For me, RED was a lifeline. In the beginning all sorts of judgement came up. I was envious of the women who knew what they wanted and were using this space to go for it. I was worried that when women heard I’d lost my husband, they would pity me. And it was hard to accept, with my type A personality, that I was simply not in a place to take on a new project. But once I let go of those stories I got what I needed, a safe space to express what was in my heart.
Over the months, I eased out of my shell, grew more daring in my expression (as we all did). I improvised a dance about Mike’s passing, I brought my guitar and hashed my way through ‘Country Road.’ And through it all, these beautiful women embraced and supported me, giving me the courage to edge further and further out of my comfort zone.
A few months ago, while walking on the beach, a character dropped into my thoughts, fully formed. Candy Kincaid. I could hear her, see her, knew how she dressed. She was a truth telling, balls to the wall, southern oracle from Texas. And she could talk to dead people!
You know those moments, we’ve all had them, when something slams into our soul and we recognize the truth of it. Candy Kincaid was it. Over time, she has become my alter ego. She is a way I can speak of death and dying with humor and honesty that broadens the conversation. She is a way for me to have fun and try things on that I may not have dared before (like the guitar). She is blunt and honest and has her own wisdom, about death and life. I want to discover what she has to say. I also recognize that as I give her permission to speak, I am doing the same for myself.
Last night, in front of a group of thirty women, I brought her to the stage, let her strut her stuff. She shared a story of going out on a blind date and being bored to tears by the fellow, then insulted by his dead mother. The story spilled easily from my lips, I laughed, I snorted, I swore, I played. And the audience played back.
And though there were a few butterflies as I sauntered to the front, there was nothing of the paralyzing dilemma I had felt the week before. In that moment I felt radiant and alive. There was no question but that this was where I wanted to be.
I have no idea how this character will evolve, if she will even stick around. It is easy to rush to conclusions about where I want her to go, and what possibilities she might prompt.
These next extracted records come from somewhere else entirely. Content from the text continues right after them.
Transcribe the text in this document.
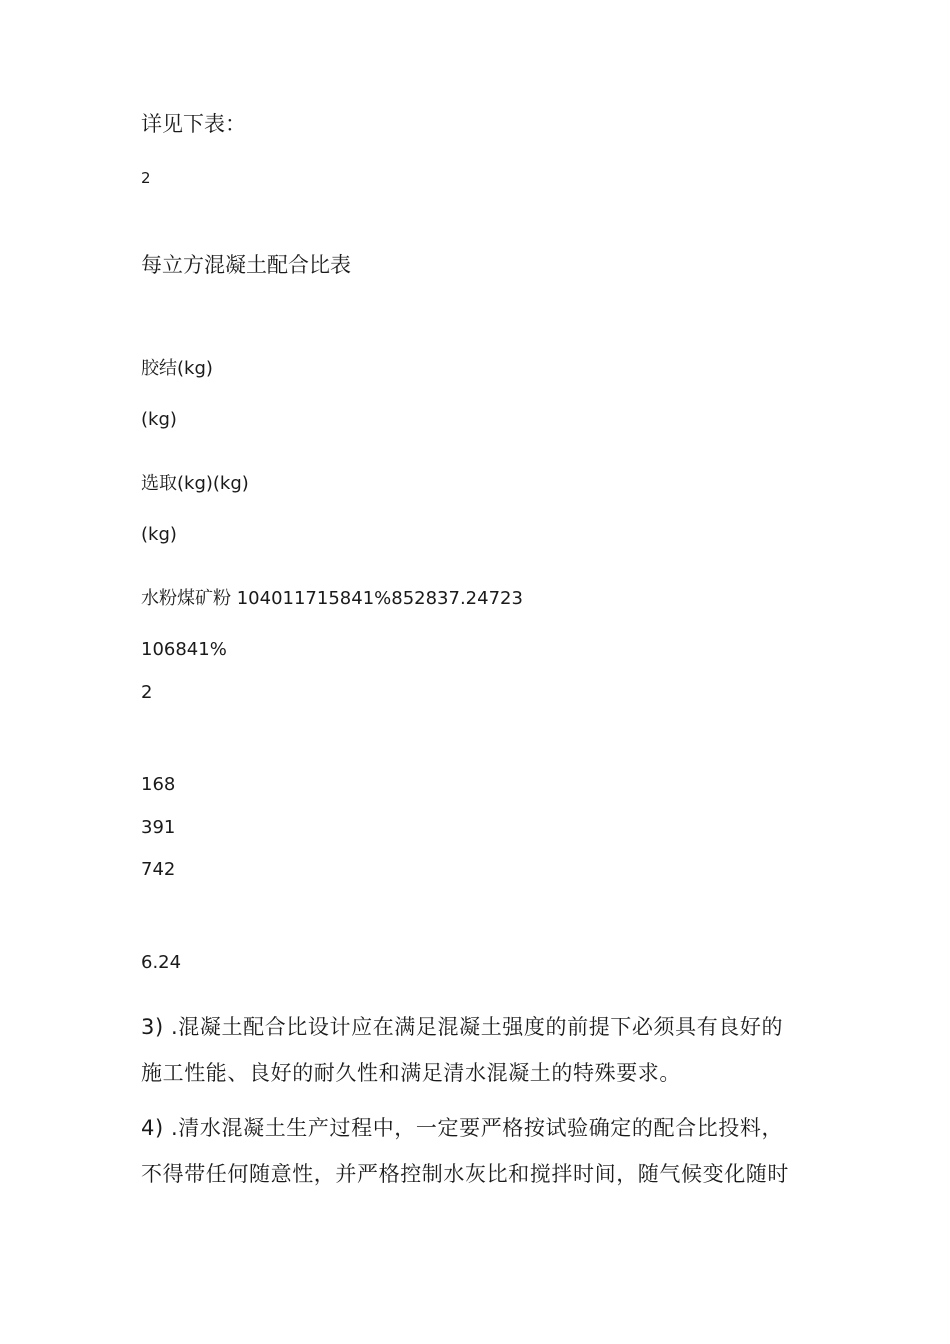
详见下表：
2
每立方混凝土配合比表
胶结(kg)
(kg)
选取(kg)(kg)
(kg)
水粉煤矿粉 104011715841%852837.24723
106841%
2
168
391
742
6.24
3) .混凝土配合比设计应在满足混凝土强度的前提下必须具有良好的
施工性能、良好的耐久性和满足清水混凝土的特殊要求。
4) .清水混凝土生产过程中，一定要严格按试验确定的配合比投料，
不得带任何随意性，并严格控制水灰比和搅拌时间，随气候变化随时
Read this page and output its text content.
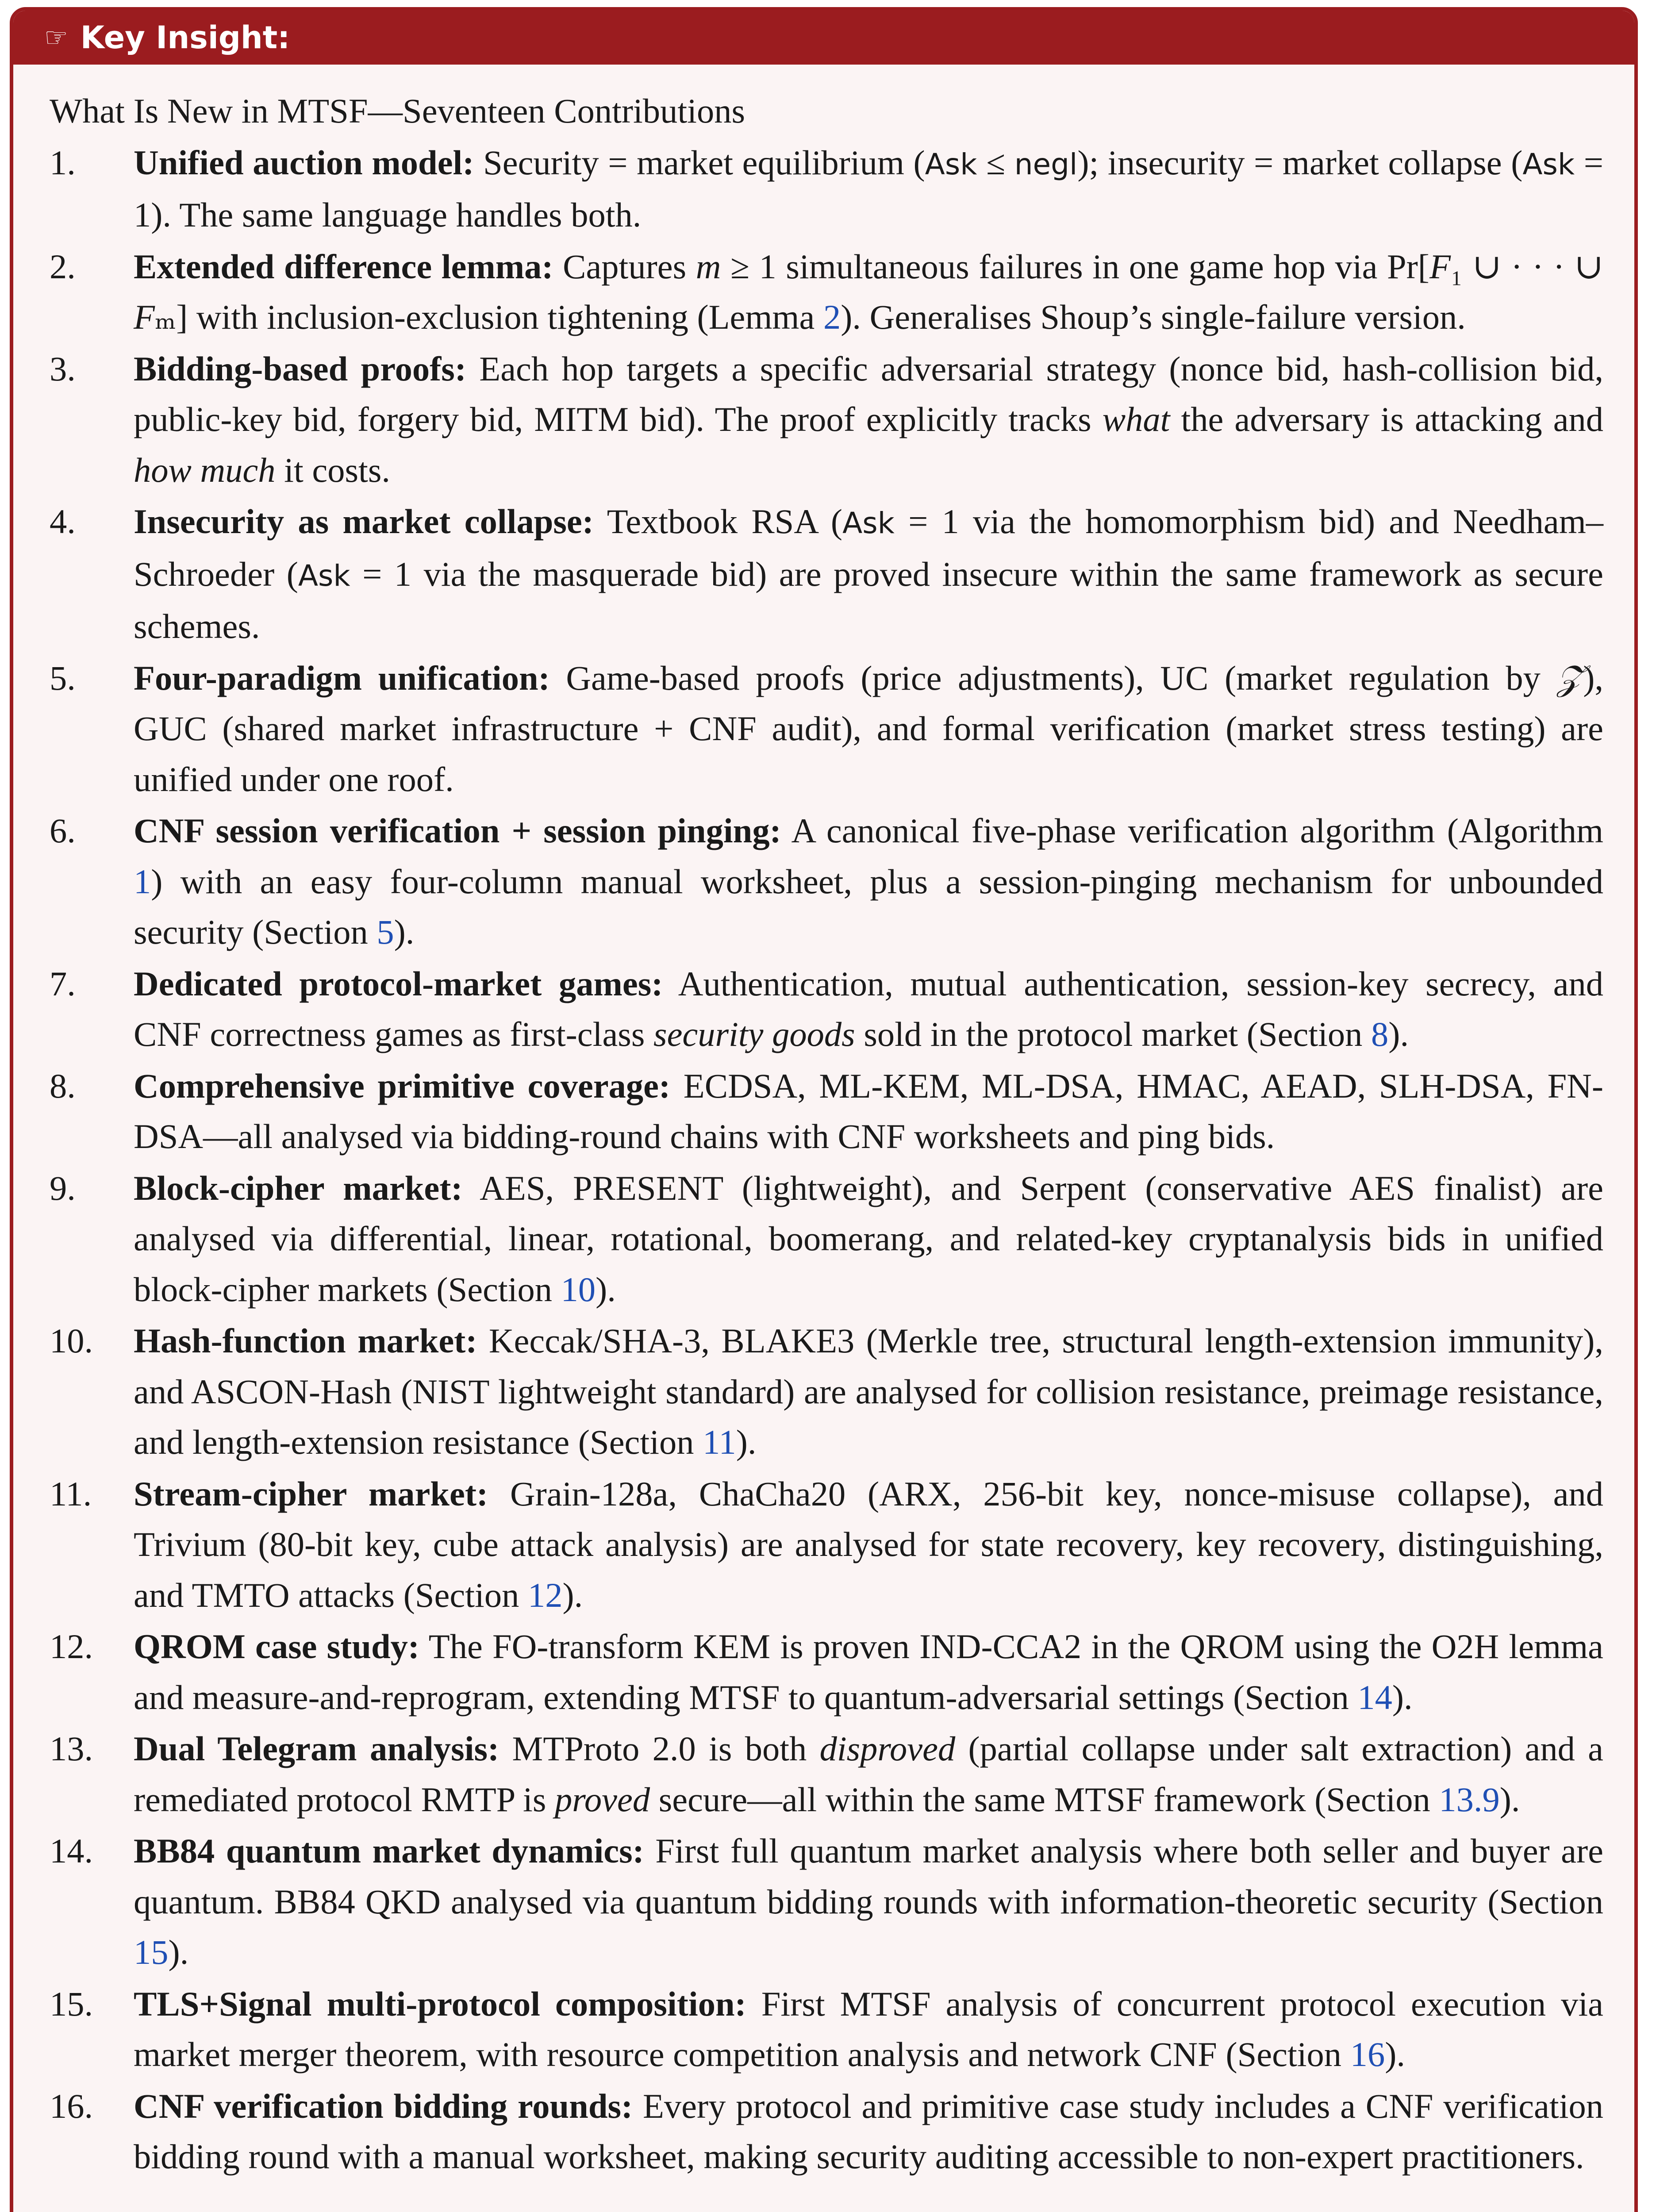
☞ Key Insight:
What Is New in MTSF—Seventeen Contributions
1.	Unified auction model: Security = market equilibrium (Ask ≤ negl); insecurity = market collapse (Ask = 1). The same language handles both.
2.	Extended difference lemma: Captures m ≥ 1 simultaneous failures in one game hop via Pr[F₁ ∪ · · · ∪ Fₘ] with inclusion-exclusion tightening (Lemma 2). Generalises Shoup’s single-failure version.
3.	Bidding-based proofs: Each hop targets a specific adversarial strategy (nonce bid, hash-collision bid, public-key bid, forgery bid, MITM bid). The proof explicitly tracks what the adversary is attacking and how much it costs.
4.	Insecurity as market collapse: Textbook RSA (Ask = 1 via the homomorphism bid) and Needham–Schroeder (Ask = 1 via the masquerade bid) are proved insecure within the same framework as secure schemes.
5.	Four-paradigm unification: Game-based proofs (price adjustments), UC (market regulation by 𝒵), GUC (shared market infrastructure + CNF audit), and formal verification (market stress testing) are unified under one roof.
6.	CNF session verification + session pinging: A canonical five-phase verification algorithm (Algorithm 1) with an easy four-column manual worksheet, plus a session-pinging mechanism for unbounded security (Section 5).
7.	Dedicated protocol-market games: Authentication, mutual authentication, session-key secrecy, and CNF correctness games as first-class security goods sold in the protocol market (Section 8).
8.	Comprehensive primitive coverage: ECDSA, ML-KEM, ML-DSA, HMAC, AEAD, SLH-DSA, FN-DSA—all analysed via bidding-round chains with CNF worksheets and ping bids.
9.	Block-cipher market: AES, PRESENT (lightweight), and Serpent (conservative AES finalist) are analysed via differential, linear, rotational, boomerang, and related-key cryptanalysis bids in unified block-cipher markets (Section 10).
10.	Hash-function market: Keccak/SHA-3, BLAKE3 (Merkle tree, structural length-extension immunity), and ASCON-Hash (NIST lightweight standard) are analysed for collision resistance, preimage resistance, and length-extension resistance (Section 11).
11.	Stream-cipher market: Grain-128a, ChaCha20 (ARX, 256-bit key, nonce-misuse collapse), and Trivium (80-bit key, cube attack analysis) are analysed for state recovery, key recovery, distinguishing, and TMTO attacks (Section 12).
12.	QROM case study: The FO-transform KEM is proven IND-CCA2 in the QROM using the O2H lemma and measure-and-reprogram, extending MTSF to quantum-adversarial settings (Section 14).
13.	Dual Telegram analysis: MTProto 2.0 is both disproved (partial collapse under salt extraction) and a remediated protocol RMTP is proved secure—all within the same MTSF framework (Section 13.9).
14.	BB84 quantum market dynamics: First full quantum market analysis where both seller and buyer are quantum. BB84 QKD analysed via quantum bidding rounds with information-theoretic security (Section 15).
15.	TLS+Signal multi-protocol composition: First MTSF analysis of concurrent protocol execution via market merger theorem, with resource competition analysis and network CNF (Section 16).
16.	CNF verification bidding rounds: Every protocol and primitive case study includes a CNF verification bidding round with a manual worksheet, making security auditing accessible to non-expert practitioners.
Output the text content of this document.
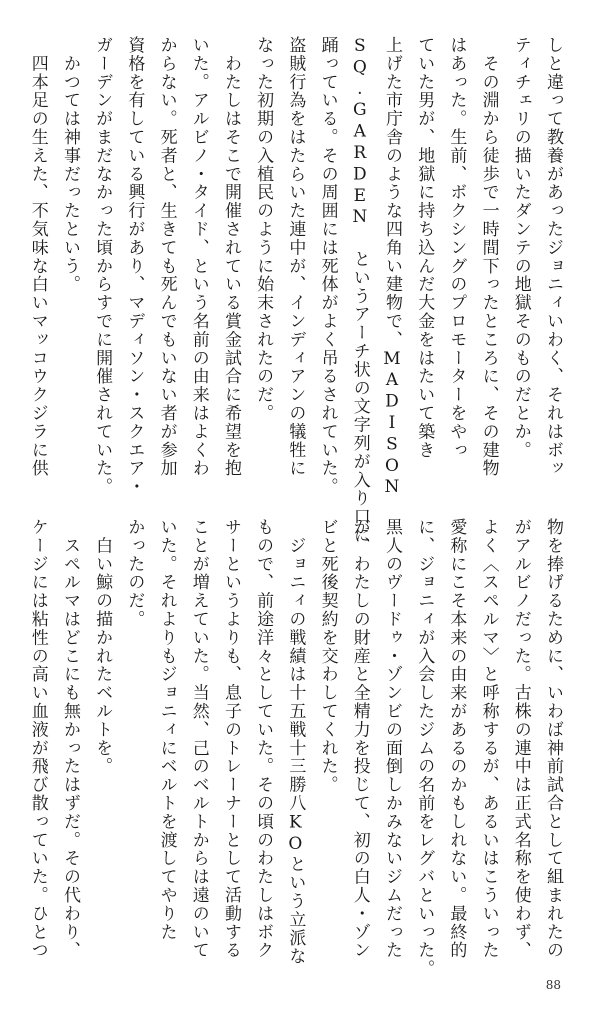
しと違って教養があったジョニィいわく、それはボッ
ティチェリの描いたダンテの地獄そのものだとか。
　その淵から徒歩で一時間下ったところに、その建物
はあった。生前、ボクシングのプロモーターをやっ
ていた男が、地獄に持ち込んだ大金をはたいて築き
上げた市庁舎のような四角い建物で、MADISON
SQ.GARDEN というアーチ状の文字列が入り口に
踊っている。その周囲には死体がよく吊るされていた。
盗賊行為をはたらいた連中が、インディアンの犠牲に
なった初期の入植民のように始末されたのだ。
　わたしはそこで開催されている賞金試合に希望を抱
いた。アルビノ・タイド、という名前の由来はよくわ
からない。死者と、生きても死んでもいない者が参加
資格を有している興行があり、マディソン・スクエア・
ガーデンがまだなかった頃からすでに開催されていた。
　かつては神事だったという。
　四本足の生えた、不気味な白いマッコウクジラに供
物を捧げるために、いわば神前試合として組まれたの
がアルビノだった。古株の連中は正式名称を使わず、
よく〈スペルマ〉と呼称するが、あるいはこういった
愛称にこそ本来の由来があるのかもしれない。最終的
に、ジョニィが入会したジムの名前をレグバといった。
黒人のヴードゥ・ゾンビの面倒しかみないジムだった
が、わたしの財産と全精力を投じて、初の白人・ゾン
ビと死後契約を交わしてくれた。
　ジョニィの戦績は十五戦十三勝八KOという立派な
もので、前途洋々としていた。その頃のわたしはボク
サーというよりも、息子のトレーナーとして活動する
ことが増えていた。当然、己のベルトからは遠のいて
いた。それよりもジョニィにベルトを渡してやりた
かったのだ。
　白い鯨の描かれたベルトを。
　スペルマはどこにも無かったはずだ。その代わり、
ケージには粘性の高い血液が飛び散っていた。ひとつ
88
For now, I am making the simple commitment to let her be, let her talk to me, write down her words, capture the impulses, the truths as they come. How she will weave together in the future is yet to be discovered. I make no assumptions.
So what does all this have to do with fear? Trust. Trusting that we can discern what is fear that needs to be conquered because what is on the other side is vital. As opposed to resistance because truly the time isn’t right, or we are not ready, or something else is actually more important.
Every step is a discovery, a lesson. Some are painful, some are brilliantly beautiful. May we take each one trusting that it is the perfect next one … even if we don’t recognize it at the time.